Within minutes, Mr. Posner has poured colorful tablets onto a counting tray to sort the pills. He separates the pills needed for the prescription and pours them into an amber-colored generic bottle.

Mr. Posner labels the medicine and puts the appropriate warnings on the bottle. He moves to one of several computers to double-check his work. Bar codes on the medication match up to the prescription and a picture of the correct medication pops up on the screen.

"There's always checks and balances," says Mr. Posner, who works with three other pharmacists and three technicians behind the counter.

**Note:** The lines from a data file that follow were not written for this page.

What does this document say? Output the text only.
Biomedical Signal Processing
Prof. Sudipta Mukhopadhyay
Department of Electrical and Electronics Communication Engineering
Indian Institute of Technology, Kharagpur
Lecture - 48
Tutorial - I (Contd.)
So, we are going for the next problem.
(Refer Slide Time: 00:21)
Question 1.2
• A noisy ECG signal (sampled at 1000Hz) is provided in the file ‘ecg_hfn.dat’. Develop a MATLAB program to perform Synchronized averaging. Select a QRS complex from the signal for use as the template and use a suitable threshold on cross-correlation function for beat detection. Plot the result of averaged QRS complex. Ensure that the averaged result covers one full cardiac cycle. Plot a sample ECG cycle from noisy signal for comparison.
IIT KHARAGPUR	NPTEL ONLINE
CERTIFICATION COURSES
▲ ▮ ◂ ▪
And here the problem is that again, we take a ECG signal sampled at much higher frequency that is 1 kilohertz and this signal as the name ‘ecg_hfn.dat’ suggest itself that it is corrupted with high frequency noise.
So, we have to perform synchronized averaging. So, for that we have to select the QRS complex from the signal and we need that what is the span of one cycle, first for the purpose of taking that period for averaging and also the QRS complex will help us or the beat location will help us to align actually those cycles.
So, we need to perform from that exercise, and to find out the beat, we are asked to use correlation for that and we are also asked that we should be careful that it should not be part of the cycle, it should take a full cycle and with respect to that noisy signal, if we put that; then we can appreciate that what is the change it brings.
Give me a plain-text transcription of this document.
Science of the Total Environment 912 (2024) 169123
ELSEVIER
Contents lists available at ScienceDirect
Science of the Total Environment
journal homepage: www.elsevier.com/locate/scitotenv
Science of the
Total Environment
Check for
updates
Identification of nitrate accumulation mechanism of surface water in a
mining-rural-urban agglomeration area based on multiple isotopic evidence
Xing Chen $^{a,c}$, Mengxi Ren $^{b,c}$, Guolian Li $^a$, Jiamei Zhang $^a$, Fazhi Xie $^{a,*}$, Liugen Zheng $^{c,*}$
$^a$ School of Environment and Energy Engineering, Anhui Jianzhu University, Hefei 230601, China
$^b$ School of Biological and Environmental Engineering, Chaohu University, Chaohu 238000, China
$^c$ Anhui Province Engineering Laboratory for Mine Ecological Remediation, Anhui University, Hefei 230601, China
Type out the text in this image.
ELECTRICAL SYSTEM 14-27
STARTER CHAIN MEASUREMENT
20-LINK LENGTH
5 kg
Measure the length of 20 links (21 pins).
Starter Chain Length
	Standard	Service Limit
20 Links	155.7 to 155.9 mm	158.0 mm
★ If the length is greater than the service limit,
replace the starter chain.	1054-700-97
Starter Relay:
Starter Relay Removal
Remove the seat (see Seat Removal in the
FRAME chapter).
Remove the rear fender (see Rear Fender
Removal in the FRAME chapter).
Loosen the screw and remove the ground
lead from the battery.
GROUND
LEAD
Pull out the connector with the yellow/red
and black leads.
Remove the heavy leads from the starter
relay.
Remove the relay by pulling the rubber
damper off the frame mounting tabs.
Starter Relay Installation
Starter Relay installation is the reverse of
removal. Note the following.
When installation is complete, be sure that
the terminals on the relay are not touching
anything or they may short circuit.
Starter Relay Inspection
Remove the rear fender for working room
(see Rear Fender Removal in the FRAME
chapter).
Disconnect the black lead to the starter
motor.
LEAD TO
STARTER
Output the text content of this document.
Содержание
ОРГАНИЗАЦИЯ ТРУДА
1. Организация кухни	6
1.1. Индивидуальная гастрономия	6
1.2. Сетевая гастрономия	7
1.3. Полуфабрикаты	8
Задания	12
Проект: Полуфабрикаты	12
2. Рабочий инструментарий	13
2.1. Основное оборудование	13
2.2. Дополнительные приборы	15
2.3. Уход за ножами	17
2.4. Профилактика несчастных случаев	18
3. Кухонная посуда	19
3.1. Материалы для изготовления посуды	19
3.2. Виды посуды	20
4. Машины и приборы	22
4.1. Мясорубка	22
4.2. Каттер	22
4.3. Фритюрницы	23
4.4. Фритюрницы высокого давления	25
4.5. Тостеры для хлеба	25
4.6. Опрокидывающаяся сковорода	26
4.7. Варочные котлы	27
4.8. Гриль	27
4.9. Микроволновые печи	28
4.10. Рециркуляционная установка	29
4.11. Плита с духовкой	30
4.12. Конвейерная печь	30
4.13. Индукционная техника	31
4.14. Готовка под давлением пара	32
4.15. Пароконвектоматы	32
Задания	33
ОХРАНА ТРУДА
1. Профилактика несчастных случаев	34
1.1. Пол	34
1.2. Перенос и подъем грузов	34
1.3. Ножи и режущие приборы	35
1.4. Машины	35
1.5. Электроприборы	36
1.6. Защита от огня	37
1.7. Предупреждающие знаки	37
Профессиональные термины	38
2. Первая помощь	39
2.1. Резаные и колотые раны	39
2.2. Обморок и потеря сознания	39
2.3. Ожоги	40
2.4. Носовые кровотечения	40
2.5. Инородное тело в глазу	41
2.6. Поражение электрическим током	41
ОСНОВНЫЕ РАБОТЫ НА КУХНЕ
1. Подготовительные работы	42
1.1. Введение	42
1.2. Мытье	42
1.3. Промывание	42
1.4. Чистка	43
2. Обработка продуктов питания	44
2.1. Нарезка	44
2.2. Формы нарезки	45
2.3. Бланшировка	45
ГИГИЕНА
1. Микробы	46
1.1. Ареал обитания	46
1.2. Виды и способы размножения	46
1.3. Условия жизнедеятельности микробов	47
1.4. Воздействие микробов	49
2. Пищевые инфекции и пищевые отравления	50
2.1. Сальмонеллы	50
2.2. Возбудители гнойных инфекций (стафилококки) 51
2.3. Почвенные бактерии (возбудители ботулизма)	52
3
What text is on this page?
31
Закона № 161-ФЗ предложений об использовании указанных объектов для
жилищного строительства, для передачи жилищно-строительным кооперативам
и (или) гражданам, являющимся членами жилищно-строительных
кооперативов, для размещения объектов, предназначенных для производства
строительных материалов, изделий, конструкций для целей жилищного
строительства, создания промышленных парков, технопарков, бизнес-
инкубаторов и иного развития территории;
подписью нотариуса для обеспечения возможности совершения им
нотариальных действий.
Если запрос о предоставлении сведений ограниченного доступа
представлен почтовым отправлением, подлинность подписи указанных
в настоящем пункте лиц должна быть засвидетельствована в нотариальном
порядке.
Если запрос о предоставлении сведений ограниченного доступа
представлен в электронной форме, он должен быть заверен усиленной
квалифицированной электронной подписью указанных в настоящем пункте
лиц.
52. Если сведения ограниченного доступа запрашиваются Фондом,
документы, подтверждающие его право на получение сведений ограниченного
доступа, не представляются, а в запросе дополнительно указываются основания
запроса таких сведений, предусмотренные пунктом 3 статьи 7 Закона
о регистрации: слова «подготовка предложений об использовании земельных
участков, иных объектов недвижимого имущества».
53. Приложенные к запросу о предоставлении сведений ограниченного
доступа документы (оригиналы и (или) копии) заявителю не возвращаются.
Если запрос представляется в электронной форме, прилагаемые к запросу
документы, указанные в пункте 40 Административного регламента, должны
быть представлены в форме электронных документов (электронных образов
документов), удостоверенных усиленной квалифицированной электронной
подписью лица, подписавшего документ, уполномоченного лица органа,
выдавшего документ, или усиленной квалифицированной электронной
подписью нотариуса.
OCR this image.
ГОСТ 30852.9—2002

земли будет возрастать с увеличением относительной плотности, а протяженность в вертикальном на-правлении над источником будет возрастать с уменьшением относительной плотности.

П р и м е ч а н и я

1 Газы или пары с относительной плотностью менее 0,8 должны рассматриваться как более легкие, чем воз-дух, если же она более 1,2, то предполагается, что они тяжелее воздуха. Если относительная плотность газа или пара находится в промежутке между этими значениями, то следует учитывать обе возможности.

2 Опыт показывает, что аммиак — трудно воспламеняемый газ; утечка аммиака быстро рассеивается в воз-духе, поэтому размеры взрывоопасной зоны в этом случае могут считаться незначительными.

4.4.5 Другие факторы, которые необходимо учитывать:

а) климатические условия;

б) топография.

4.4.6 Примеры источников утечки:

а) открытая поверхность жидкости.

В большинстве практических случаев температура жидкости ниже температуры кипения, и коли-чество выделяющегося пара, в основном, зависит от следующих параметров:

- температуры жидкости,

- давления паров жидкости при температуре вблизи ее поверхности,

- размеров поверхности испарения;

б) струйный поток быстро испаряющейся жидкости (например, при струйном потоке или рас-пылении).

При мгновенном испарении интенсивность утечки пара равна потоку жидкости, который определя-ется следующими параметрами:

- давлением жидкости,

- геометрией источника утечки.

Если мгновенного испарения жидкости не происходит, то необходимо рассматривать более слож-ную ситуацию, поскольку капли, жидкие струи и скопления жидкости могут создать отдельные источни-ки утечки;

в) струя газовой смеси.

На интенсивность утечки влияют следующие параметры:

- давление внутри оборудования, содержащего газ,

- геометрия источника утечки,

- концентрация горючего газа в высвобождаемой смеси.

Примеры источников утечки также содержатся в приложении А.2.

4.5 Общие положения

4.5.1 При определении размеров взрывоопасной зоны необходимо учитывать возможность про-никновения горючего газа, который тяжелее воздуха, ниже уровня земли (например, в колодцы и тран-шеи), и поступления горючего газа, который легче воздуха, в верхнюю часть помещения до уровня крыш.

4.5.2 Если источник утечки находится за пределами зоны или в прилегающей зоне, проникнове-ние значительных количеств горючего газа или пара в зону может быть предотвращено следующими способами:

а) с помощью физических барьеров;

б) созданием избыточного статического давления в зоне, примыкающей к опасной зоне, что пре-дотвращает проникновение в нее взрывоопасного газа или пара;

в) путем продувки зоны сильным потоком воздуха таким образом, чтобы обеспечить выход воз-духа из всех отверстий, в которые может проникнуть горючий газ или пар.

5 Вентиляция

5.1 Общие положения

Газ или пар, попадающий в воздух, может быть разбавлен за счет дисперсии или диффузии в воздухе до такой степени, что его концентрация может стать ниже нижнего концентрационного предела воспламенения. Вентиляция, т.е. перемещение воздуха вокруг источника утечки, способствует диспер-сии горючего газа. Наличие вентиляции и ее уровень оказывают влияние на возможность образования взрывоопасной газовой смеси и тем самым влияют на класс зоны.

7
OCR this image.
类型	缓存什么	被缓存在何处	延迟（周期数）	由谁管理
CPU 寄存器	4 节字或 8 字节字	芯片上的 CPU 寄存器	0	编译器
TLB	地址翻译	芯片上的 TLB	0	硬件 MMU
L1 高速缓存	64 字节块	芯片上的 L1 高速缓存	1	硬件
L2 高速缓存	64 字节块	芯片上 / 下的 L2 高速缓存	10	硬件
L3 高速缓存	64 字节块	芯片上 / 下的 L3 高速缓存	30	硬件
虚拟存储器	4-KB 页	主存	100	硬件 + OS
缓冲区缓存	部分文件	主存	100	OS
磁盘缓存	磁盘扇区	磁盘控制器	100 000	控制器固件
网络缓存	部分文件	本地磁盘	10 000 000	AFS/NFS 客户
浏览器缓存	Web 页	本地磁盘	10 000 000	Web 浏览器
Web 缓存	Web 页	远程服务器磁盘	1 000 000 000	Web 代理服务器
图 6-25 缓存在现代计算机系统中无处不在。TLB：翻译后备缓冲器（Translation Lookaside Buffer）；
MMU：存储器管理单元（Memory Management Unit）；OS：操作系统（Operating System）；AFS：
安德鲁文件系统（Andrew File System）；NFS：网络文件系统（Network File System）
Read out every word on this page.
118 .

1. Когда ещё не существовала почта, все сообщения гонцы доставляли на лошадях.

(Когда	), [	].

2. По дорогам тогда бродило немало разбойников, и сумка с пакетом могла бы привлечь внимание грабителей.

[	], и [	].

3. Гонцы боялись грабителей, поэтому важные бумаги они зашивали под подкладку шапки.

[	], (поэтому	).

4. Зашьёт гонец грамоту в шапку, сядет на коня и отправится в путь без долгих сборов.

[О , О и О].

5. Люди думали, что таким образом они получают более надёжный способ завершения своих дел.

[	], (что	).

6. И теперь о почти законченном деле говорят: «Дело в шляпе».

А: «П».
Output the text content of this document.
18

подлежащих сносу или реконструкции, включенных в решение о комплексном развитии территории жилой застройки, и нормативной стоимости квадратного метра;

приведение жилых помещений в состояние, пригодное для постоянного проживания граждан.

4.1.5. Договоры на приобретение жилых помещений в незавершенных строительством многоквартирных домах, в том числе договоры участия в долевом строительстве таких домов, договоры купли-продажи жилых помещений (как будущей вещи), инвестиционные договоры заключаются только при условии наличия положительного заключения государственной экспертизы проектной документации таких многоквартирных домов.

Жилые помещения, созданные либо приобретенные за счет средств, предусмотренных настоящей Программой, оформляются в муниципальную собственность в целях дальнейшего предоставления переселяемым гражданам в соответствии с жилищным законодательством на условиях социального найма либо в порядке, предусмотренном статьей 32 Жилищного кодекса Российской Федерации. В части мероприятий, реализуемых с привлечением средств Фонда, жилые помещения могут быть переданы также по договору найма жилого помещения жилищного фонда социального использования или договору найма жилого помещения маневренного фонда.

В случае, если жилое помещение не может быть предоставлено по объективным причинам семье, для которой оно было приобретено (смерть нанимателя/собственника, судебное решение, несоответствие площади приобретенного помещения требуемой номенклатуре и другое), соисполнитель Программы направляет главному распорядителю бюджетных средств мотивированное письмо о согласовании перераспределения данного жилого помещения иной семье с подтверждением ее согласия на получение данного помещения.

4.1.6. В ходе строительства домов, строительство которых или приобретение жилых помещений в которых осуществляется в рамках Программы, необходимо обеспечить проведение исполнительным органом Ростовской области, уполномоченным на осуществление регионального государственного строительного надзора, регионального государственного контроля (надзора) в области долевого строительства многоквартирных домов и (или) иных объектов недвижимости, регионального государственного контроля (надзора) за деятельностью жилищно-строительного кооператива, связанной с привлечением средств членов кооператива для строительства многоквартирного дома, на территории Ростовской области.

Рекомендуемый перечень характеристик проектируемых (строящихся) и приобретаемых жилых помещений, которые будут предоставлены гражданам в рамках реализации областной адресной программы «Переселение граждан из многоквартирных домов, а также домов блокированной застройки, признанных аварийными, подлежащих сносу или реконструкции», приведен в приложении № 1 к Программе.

Each filled prescription gets moved to a shelf marked "filled," where they are arranged for pickup or delivery. Bradley delivers to Montgomery County a useful amenity for a store which has a lot of elderly, hospice and assisted-living customers.

A shelf marked "pending" is filled with several incomplete orders waiting for verification or authorization from a physician. Mr. Posner says he rarely has trouble reading a doctor's scribble on a prescription.

"When you do it all the time, it's what you get accustomed to," he says. "There are some handwritings out there though that you have to verify with the doctor."

Mr. Posner says at least once a month the store is filling a prescription for a new drug.

"It's a learning experience," he says. "There's always new drugs coming out."

Mr. Posner, who lives in Owings Mills, Md., with his wife and two sons, says that when he takes over on April 1 he doesn't want anything at the store to change.

"Customers won't know the difference," he says.